São Paulo – The already challenging environment for risky assets, amid the financial noise in the local environment, tends to be more volatile next year as the presidential election approaches. Electoral uncertainty tends to negatively affect the stock market, exchange rates and short-term interest rates at least until the first round is determined.
This is shown by an analysis released by Bradesco on Wednesday (20) on the behavior of financial assets in the last six election cycles. According to the report, stocks, interest rates and the dollar began to interact more intensely with the elections in May of the election year itself, the period when nominations are officially launched and opinion polls are repeated.
The average behavior in the period showed a decline in the stock exchange from May until the elections, a depreciation of the exchange value, and an increase in default swaps (credit default swaps, which are default insurance, see more click here), an increase in Swap 360 (the one-year interest rate change contract in Brazil and the United States) and practical stability in 10-year interest rates (US Treasuries).
In terms of economic prospects, the survey showed that as of May, there was a decline in GDP growth expectations and an increase in inflation according to the broad national consumer price index (IPCA).
“When analyzing the behavior of the presidential election since 1998, we see that the stock market fell on average by 15% between May and the beginning of October of the election year,” wrote economists Mireia Bast and Renan Pasoli-Deniz, who signed the report. However, they indicated that this behavior may be related to several factors unrelated to the elections, such as international commodity prices, internal price shocks, and others.
Given the divergence of the US stock exchange, in order to control for external influences on prices, the Brazilian stock market fell, on average, by 13% between May and October of the election years.
It is noteworthy that after the first round, the stock rose in the following months, practically returning to the level of May (-0.7%). The largest declines were recorded in Ibovespa, according to the survey, in 1998 and 2018, with declines of 42% and 17%, respectively.
The only year in which the Brazilian stock exchange reached a rise was 2010 (8%), when there was a decline (-3%) after the first round, a fact that was repeated only in 2014 (-3%). The pair of economists writes: “However, the dispersion of maximum and minimum values is quite large.”
In the period analyzed, the exchange rate showed similar dynamics, with an average currency depreciation of 16% between May and early October of the election year, according to Bradesco.
To control for external influences that may have affected the outcome, the bank used the emerging basket of currencies as a control. “On this metric, the average devaluation was 14% through early October. They highlighted that the largest devaluation occurred in 2002, with a decrease of 56%.”
According to Bradesco, even in the most recent elections, the effects on the exchange rate were only evident in May.
In the interest rate market, there was also heterogeneity.
With a 10-year interest rate, the sample used was only three elections. In the case of Swap360, there was a rate-appropriate (high) open with respect to Selic in the 2002 election, with a 2.95 percentage point increase from May, and a (low) close in 2010, with a 1 56 p.m. drop as of August.
“The behavior of 2002, in fact, is very different from other periods. Except for this election, on average, there was an opening of 0.27 dpi, assures the pair of bank economists.
The behavior of the 10-year rates was also very heterogeneous to find an average trend for electoral years, with a closing (decrease in rate) of 1.5 points in 2010 and opening (increase in rate) of 1.6 points in 2018.

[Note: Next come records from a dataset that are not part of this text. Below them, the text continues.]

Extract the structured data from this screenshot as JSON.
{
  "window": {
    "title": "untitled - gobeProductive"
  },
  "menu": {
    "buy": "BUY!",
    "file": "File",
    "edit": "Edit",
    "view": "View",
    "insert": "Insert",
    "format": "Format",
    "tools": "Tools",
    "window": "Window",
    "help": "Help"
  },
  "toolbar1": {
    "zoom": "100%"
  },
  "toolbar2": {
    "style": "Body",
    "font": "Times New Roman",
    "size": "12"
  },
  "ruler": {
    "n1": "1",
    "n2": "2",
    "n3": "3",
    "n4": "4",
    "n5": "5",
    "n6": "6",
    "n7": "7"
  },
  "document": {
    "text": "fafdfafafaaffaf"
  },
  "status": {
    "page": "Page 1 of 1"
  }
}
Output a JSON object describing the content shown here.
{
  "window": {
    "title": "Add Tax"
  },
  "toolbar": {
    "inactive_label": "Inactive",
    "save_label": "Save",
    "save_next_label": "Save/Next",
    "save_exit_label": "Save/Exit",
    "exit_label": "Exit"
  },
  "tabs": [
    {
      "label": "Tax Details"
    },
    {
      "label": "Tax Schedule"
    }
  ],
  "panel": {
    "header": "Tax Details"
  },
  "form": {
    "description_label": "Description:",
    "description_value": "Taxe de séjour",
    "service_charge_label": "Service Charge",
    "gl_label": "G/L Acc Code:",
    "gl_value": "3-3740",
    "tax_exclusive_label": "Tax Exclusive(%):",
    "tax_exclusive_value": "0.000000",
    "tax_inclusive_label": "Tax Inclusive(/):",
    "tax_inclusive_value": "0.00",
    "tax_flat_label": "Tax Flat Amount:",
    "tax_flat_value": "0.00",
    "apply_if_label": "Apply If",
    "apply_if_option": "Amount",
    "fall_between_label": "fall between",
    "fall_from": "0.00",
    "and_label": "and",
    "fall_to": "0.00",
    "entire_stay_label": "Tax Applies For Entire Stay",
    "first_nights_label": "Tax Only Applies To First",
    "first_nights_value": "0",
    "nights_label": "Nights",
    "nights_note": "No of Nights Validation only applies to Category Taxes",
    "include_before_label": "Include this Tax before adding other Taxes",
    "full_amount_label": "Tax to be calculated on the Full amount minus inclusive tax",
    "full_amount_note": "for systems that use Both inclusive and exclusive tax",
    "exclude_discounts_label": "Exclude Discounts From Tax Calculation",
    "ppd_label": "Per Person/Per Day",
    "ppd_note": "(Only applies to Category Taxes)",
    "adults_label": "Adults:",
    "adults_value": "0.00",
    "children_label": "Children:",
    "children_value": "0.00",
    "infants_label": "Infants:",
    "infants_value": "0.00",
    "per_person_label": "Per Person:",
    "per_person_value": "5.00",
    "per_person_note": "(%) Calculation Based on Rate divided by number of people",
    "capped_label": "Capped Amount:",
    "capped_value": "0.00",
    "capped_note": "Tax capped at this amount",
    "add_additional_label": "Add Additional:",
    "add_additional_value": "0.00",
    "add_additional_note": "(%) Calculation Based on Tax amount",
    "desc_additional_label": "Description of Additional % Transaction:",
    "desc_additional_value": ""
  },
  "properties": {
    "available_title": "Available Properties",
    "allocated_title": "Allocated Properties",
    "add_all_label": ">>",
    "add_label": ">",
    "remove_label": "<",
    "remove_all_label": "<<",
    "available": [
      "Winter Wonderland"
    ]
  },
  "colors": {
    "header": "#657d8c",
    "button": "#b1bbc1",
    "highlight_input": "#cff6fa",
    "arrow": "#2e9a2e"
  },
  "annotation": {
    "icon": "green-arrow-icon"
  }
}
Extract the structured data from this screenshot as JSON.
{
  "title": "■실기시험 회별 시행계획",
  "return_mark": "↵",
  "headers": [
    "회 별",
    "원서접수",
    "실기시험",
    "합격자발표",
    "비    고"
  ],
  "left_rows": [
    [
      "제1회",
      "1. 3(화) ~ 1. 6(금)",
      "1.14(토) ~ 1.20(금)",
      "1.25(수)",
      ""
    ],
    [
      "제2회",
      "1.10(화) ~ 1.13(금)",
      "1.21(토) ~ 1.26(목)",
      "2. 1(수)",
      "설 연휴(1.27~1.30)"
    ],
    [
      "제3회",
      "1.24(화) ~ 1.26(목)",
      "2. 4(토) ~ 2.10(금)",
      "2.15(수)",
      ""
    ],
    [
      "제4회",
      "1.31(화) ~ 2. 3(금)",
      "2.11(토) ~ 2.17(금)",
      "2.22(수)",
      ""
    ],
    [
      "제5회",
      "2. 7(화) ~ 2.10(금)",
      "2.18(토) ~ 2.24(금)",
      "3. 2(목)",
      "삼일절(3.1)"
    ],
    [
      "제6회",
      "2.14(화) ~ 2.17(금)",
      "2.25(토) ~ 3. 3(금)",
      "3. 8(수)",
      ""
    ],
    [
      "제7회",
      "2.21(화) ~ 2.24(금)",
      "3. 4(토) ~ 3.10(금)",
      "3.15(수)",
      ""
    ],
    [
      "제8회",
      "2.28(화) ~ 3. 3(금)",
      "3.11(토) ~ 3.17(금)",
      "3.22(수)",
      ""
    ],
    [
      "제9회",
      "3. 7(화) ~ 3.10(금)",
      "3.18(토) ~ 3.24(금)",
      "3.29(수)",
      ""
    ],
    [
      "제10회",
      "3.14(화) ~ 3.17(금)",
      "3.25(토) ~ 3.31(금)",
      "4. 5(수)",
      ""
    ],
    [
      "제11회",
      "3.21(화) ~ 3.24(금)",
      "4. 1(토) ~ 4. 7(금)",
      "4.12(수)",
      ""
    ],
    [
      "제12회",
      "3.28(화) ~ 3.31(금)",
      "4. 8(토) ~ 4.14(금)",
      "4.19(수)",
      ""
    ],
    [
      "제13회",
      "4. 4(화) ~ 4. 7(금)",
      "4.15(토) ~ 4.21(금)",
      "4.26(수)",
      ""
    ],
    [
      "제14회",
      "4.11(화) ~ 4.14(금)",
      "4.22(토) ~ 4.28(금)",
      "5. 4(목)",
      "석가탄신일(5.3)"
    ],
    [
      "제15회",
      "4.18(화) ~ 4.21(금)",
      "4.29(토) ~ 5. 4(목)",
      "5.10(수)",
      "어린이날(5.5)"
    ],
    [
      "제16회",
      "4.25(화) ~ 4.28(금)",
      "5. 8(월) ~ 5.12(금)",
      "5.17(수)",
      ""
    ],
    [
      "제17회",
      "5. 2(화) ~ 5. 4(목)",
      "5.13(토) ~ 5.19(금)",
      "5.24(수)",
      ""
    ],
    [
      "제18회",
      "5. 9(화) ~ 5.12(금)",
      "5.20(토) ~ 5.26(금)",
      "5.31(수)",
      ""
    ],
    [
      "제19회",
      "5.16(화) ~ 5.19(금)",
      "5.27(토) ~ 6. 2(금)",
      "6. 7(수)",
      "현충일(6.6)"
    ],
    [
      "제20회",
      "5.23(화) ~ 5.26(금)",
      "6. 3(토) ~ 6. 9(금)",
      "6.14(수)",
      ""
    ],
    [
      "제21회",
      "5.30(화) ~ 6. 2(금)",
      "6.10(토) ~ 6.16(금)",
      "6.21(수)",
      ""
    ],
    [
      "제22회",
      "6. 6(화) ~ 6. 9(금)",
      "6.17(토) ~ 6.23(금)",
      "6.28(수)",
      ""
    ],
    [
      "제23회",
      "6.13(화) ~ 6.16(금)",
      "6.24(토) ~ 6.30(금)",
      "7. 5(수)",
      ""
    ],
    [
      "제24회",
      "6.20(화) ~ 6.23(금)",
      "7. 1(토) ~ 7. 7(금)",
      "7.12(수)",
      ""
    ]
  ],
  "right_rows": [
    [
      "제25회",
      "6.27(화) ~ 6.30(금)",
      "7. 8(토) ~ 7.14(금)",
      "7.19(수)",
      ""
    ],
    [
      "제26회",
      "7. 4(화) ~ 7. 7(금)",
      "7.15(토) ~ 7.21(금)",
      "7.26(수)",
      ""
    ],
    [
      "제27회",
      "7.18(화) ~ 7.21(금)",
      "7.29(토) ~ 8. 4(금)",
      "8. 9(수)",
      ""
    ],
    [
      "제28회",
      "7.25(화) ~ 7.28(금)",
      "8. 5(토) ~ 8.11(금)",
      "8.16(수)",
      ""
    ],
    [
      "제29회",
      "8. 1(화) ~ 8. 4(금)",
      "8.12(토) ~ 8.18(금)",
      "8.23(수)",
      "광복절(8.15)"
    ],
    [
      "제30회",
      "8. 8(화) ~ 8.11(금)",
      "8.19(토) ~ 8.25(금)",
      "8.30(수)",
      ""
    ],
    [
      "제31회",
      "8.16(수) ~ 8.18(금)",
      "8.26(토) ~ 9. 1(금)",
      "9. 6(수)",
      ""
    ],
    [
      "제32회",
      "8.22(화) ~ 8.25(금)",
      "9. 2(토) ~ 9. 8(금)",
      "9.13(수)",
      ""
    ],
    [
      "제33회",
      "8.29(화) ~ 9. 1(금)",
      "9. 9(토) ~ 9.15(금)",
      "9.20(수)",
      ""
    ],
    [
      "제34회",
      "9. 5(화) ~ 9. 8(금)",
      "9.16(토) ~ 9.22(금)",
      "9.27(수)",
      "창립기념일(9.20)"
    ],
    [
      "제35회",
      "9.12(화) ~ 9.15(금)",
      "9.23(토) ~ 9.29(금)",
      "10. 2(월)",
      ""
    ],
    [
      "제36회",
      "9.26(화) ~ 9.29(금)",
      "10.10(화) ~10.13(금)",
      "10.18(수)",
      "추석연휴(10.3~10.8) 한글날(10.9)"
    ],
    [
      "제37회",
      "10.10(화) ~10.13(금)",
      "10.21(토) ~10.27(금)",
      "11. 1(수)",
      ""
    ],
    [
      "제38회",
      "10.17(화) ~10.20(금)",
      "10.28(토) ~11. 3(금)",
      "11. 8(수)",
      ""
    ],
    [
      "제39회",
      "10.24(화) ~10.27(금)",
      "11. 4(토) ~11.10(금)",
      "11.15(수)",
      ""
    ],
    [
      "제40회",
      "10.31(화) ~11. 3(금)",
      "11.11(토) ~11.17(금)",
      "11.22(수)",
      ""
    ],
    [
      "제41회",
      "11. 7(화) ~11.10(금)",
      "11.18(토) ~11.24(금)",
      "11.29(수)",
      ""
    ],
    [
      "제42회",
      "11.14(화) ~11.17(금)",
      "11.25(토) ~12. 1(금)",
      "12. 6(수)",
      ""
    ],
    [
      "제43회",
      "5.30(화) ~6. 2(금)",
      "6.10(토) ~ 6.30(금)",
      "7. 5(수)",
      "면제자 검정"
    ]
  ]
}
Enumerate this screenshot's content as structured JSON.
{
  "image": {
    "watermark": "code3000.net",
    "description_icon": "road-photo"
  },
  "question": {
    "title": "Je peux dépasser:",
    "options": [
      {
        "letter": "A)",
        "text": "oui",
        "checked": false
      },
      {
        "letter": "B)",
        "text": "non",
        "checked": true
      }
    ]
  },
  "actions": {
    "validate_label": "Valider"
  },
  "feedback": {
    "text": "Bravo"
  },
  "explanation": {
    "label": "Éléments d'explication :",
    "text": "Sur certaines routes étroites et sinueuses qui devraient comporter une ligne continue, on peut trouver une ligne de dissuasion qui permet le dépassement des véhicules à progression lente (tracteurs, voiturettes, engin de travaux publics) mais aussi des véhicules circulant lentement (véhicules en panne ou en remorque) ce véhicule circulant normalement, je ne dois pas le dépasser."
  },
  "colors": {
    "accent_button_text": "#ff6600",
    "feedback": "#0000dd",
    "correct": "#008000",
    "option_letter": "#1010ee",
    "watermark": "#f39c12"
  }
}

In the chapter, the difference between the analyzed rate and the effective Selic rate and the controls used are 1-year and 10-year treasury are considered.
Finally, the analysis showed that election years also affected the growth outlook for the economy and inflation, with significant dispersion. Also in this case, the impact of the election became more visible after the middle of the election year, according to Bradesco.
Election year GDP forecasts fell 0.6 percentage points on average, while their first year in office fell 0.5 percentage points as of June of the election year.
Although also affecting growth expectations, the actual growth data did not register a significant negative impact in recent election cycles. A significant portion of the assets registered some correction with the electoral definition, returning to the beginning of the year levels. Economists conclude that every election cycle is different, due to its nature, the starting point of economic policy, interest, public debt and inflation are of great importance in the performance of the overall picture.